Worn Flints singer and guitarist Kenny Stiegele purchased his first houseplant six months after his sister died.

And then he purchased another one, and then a half-dozen more, and he kept going until eventually his apartment resembled a greenhouse.

“Tending my plants helped me get out of bed, which helped my depression,” said Stiegele, who counts his current number of houseplants around 45. “It’s crazy what these plants have done for me. I know it sounds bonkers, but I think it’s having something to care for, and having that life around me. I have these large spider plants, and I’ll trim the babies and water-propagate them, and then I give these little spiders as gifts. I gave my drummer one for his wedding, and family members get plants now for Christmas and things like that. It’s almost sharing life, in a way.”

A similarly open-hearted communion takes place on the Worn Flints’ new album, Gloria Avenue, much of which finds Stiegele confronting the loss of his sister, Valerie Piechuta, who died of cancer in January 2018. Songs are set in hospital waiting rooms and with Stiegele nervously pawing his phone at home, anticipating a call with the dreadful news. Other tracks detail the depressive haze that followed her passing, which Stiegele said consumed him for much of 2018, leaving him emotionally numb. “Shit’s hitting the fan around you and it’s like, ‘Why am I not feeling anything?’” he said.
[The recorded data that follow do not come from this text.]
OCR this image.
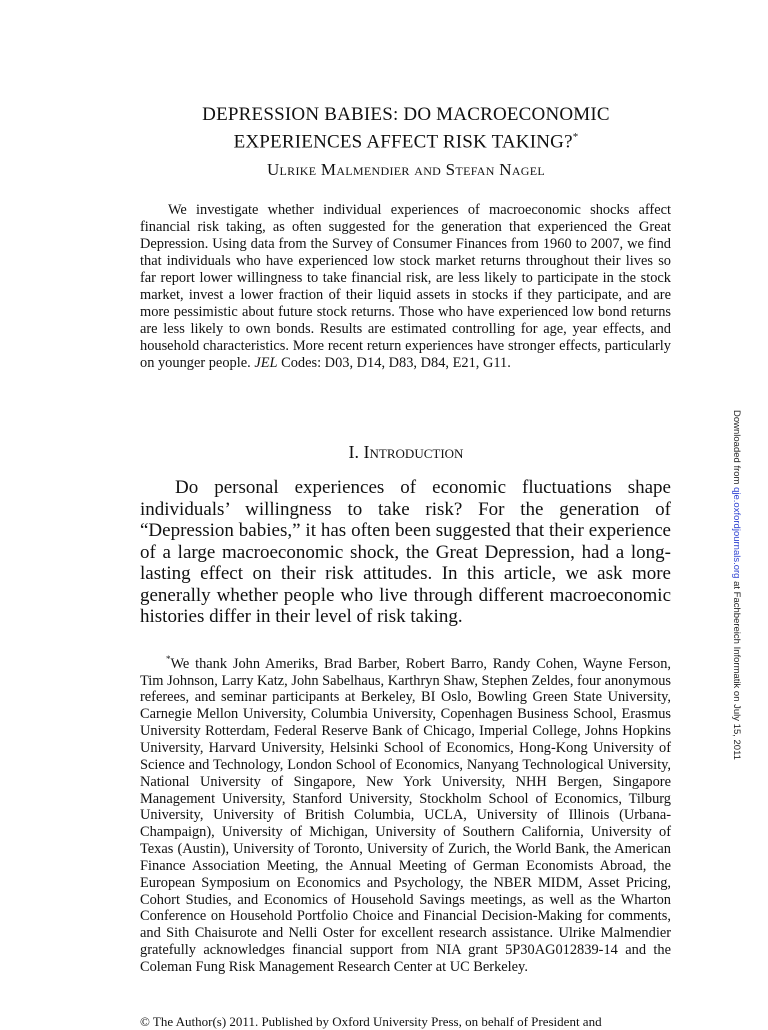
DEPRESSION BABIES: DO MACROECONOMIC
EXPERIENCES AFFECT RISK TAKING?*
Ulrike Malmendier and Stefan Nagel
We investigate whether individual experiences of macroeconomic shocks affect financial risk taking, as often suggested for the generation that experienced the Great Depression. Using data from the Survey of Consumer Finances from 1960 to 2007, we find that individuals who have experienced low stock market returns throughout their lives so far report lower willingness to take financial risk, are less likely to participate in the stock market, invest a lower fraction of their liquid assets in stocks if they participate, and are more pessimistic about future stock returns. Those who have experienced low bond returns are less likely to own bonds. Results are estimated controlling for age, year effects, and household characteristics. More recent return experiences have stronger effects, particularly on younger people. JEL Codes: D03, D14, D83, D84, E21, G11.
I. Introduction
Do personal experiences of economic fluctuations shape individuals’ willingness to take risk? For the generation of “Depression babies,” it has often been suggested that their experience of a large macroeconomic shock, the Great Depression, had a long-lasting effect on their risk attitudes. In this article, we ask more generally whether people who live through different macroeconomic histories differ in their level of risk taking.
*We thank John Ameriks, Brad Barber, Robert Barro, Randy Cohen, Wayne Ferson, Tim Johnson, Larry Katz, John Sabelhaus, Karthryn Shaw, Stephen Zeldes, four anonymous referees, and seminar participants at Berkeley, BI Oslo, Bowling Green State University, Carnegie Mellon University, Columbia University, Copenhagen Business School, Erasmus University Rotterdam, Federal Reserve Bank of Chicago, Imperial College, Johns Hopkins University, Harvard University, Helsinki School of Economics, Hong-Kong University of Science and Technology, London School of Economics, Nanyang Technological University, National University of Singapore, New York University, NHH Bergen, Singapore Management University, Stanford University, Stockholm School of Economics, Tilburg University, University of British Columbia, UCLA, University of Illinois (Urbana-Champaign), University of Michigan, University of Southern California, University of Texas (Austin), University of Toronto, University of Zurich, the World Bank, the American Finance Association Meeting, the Annual Meeting of German Economists Abroad, the European Symposium on Economics and Psychology, the NBER MIDM, Asset Pricing, Cohort Studies, and Economics of Household Savings meetings, as well as the Wharton Conference on Household Portfolio Choice and Financial Decision-Making for comments, and Sith Chaisurote and Nelli Oster for excellent research assistance. Ulrike Malmendier gratefully acknowledges financial support from NIA grant 5P30AG012839-14 and the Coleman Fung Risk Management Research Center at UC Berkeley.
© The Author(s) 2011. Published by Oxford University Press, on behalf of President and
Downloaded from qje.oxfordjournals.org at Fachbereich Informatik on July 15, 2011
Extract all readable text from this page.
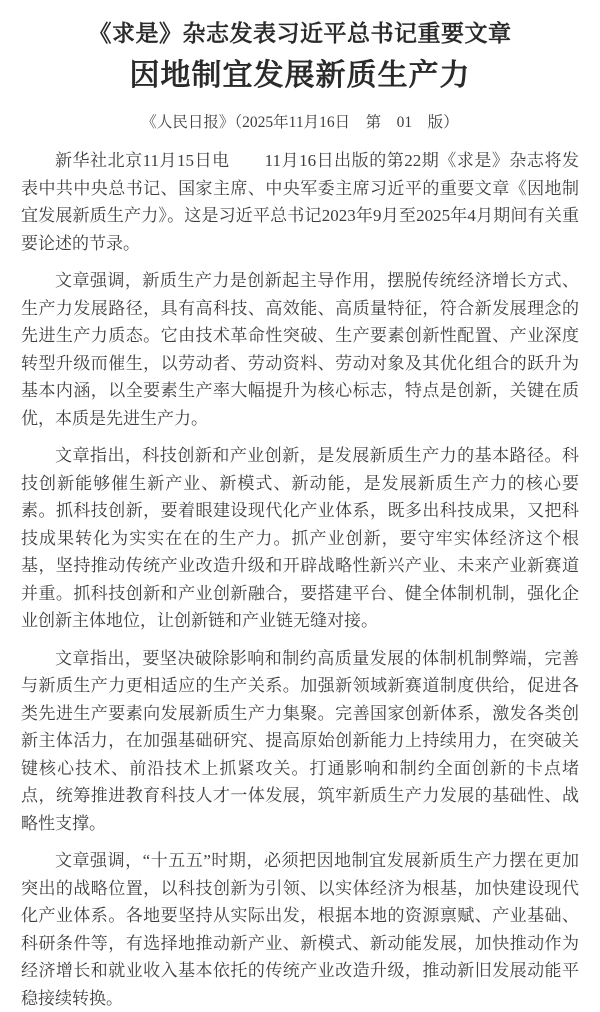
《求是》杂志发表习近平总书记重要文章
因地制宜发展新质生产力
《人民日报》（2025年11月16日　第　01　版）

新华社北京11月15日电　　11月16日出版的第22期《求是》杂志将发表中共中央总书记、国家主席、中央军委主席习近平的重要文章《因地制宜发展新质生产力》。这是习近平总书记2023年9月至2025年4月期间有关重要论述的节录。

文章强调，新质生产力是创新起主导作用，摆脱传统经济增长方式、生产力发展路径，具有高科技、高效能、高质量特征，符合新发展理念的先进生产力质态。它由技术革命性突破、生产要素创新性配置、产业深度转型升级而催生，以劳动者、劳动资料、劳动对象及其优化组合的跃升为基本内涵，以全要素生产率大幅提升为核心标志，特点是创新，关键在质优，本质是先进生产力。

文章指出，科技创新和产业创新，是发展新质生产力的基本路径。科技创新能够催生新产业、新模式、新动能，是发展新质生产力的核心要素。抓科技创新，要着眼建设现代化产业体系，既多出科技成果，又把科技成果转化为实实在在的生产力。抓产业创新，要守牢实体经济这个根基，坚持推动传统产业改造升级和开辟战略性新兴产业、未来产业新赛道并重。抓科技创新和产业创新融合，要搭建平台、健全体制机制，强化企业创新主体地位，让创新链和产业链无缝对接。

文章指出，要坚决破除影响和制约高质量发展的体制机制弊端，完善与新质生产力更相适应的生产关系。加强新领域新赛道制度供给，促进各类先进生产要素向发展新质生产力集聚。完善国家创新体系，激发各类创新主体活力，在加强基础研究、提高原始创新能力上持续用力，在突破关键核心技术、前沿技术上抓紧攻关。打通影响和制约全面创新的卡点堵点，统筹推进教育科技人才一体发展，筑牢新质生产力发展的基础性、战略性支撑。

文章强调，“十五五”时期，必须把因地制宜发展新质生产力摆在更加突出的战略位置，以科技创新为引领、以实体经济为根基，加快建设现代化产业体系。各地要坚持从实际出发，根据本地的资源禀赋、产业基础、科研条件等，有选择地推动新产业、新模式、新动能发展，加快推动作为经济增长和就业收入基本依托的传统产业改造升级，推动新旧发展动能平稳接续转换。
Relief arrived in the form of houseplants and then, gradually, music. Early in the writing process, Stiegele envisioned a more-traditional Flints album, filled with lighter-waving, escapist jams, though both his mind and the music kept returning to his sister. He also couldn’t shake the sense that something deeper within him had shifted.
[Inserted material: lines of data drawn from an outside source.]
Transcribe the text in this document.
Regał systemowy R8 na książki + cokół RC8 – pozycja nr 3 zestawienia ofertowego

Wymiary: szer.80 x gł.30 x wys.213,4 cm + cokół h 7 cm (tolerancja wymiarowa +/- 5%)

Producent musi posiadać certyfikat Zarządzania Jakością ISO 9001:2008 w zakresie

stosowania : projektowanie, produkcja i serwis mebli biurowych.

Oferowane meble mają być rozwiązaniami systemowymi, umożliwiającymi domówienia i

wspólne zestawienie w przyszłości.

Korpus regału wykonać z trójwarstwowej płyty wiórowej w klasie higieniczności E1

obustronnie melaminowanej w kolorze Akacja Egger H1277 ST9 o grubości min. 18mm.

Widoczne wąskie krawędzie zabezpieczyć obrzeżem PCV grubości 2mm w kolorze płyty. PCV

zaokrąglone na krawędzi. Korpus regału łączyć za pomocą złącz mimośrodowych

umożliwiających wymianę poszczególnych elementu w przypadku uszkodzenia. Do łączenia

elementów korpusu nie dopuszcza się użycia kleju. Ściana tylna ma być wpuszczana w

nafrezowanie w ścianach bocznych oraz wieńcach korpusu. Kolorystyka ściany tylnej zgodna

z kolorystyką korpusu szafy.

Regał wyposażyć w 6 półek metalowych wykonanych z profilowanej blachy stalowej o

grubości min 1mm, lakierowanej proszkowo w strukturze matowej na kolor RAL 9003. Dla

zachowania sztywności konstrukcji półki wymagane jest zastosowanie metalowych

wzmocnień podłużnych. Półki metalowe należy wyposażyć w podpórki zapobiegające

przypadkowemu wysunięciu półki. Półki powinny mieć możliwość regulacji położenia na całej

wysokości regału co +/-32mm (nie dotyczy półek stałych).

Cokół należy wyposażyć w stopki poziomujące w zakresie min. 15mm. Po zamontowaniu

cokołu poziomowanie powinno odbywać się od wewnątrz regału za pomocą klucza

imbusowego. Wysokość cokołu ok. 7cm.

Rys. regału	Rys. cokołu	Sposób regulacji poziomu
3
“I was a little bit weary of the Flints thing. … I was sick of singing and dancing, kicking shit over and just being rowdy,” said the frontman, who will join his bandmates for an album release show at Woodlands Tavern on Friday, March 1. “I even told the guys, like, ‘I don’t want this to be a rock record. It’s going to be a sad record. It’s going to be a tribute to my sister.’”

On the shattered, slow-burning “Morning Light,” darkness eclipses Stiegele after he receives a call that his sister’s health has cratered. Then on “Oh Brother,” the frontman transforms some of his sister’s final words to him into a divine plea, allowing his guitar to swoop in and pick up the thread once her words give out in the chorus.

“When you get to those last couple of weeks, they’re so fucked up on drugs because that’s the only way they can stand the pain,” Stiegele said. “So she was kind of gone, in a way, but these waves of her would come back, and ‘Oh Brother’ is what I heard when she would clench my hand, and I would know it was her for a little while.” 

The record’s familial bond is further deepened by a pair of emotionally resonant recorded messages. In the first, Piechuta breaks news that she’s pregnant, and that she would be forgoing further chemotherapy in order to have the baby. (Piechuta gave birth to a healthy baby girl before she died, and a photo of her two daughters graces the cover of Gloria Avenue.) In the second, a recorded conversation that falls near the end of “Morning Light,” Stiegele tearfully apologizes to his sister for not being more present in her life — an exchange that has taken the musician considerable time to even begin to come to terms with.

“In those years she was sick, in my head it was like, ‘She’s going to be fine.’ I didn’t think it was going to go that south, so I had this selfishness, and by the time I was readily available it was too fucking late, and she was bedridden, and it’s my biggest regret,” Stiegele said. “At the very end of the record, that conversation that me and my sister have, I tell her I’m sorry that I wasn’t there for her as much, and she says, ‘It’s OK. I’m just glad you’re here now.’ And in that little bit I felt forgiven for being so selfish, you know what I mean? And I told myself I would never be fucking unavailable for anything for my family ever again. Every fucking birthday party, every little thing, I don’t care what it is, I’m going to make it, because I felt so selfish that I wasn’t fucking there when I needed to be.

“I wasn’t there when she fucking passed and my whole family was, and I was playing a goddamn show at fucking Woodlands Tavern, and I found out in the back parking lot that she passed away, and it was like, ‘What the fuck am I doing, man?’ I’d gotten just so wrapped up in this shit because you just want it so fucking bad. You want to be successful so goddamn bad with this music because it’s all you know, and it’s all you’ve ever done. And it was hard, man, having this realization that this shit I do with music really is fucking nothing. I have a whole lifetime to do it. I’ll start 18 more bands before I fucking pass away. It’s my first fucking band. It doesn’t matter. Family is more important.”

In response, Stiegele has since reorganized his priorities and become more available to not only friends and family but to the world at-large (he said he’s now more apt to go out to club shows and support fellow musicians rather than simply focusing on his own career) — a newfound openness he intends to embrace on future Worn Flints albums.

“There’s going to be a little more emphasis on songs people can really connect to and get to know,” he said. “The landscape of the music that I want to make has now changed.”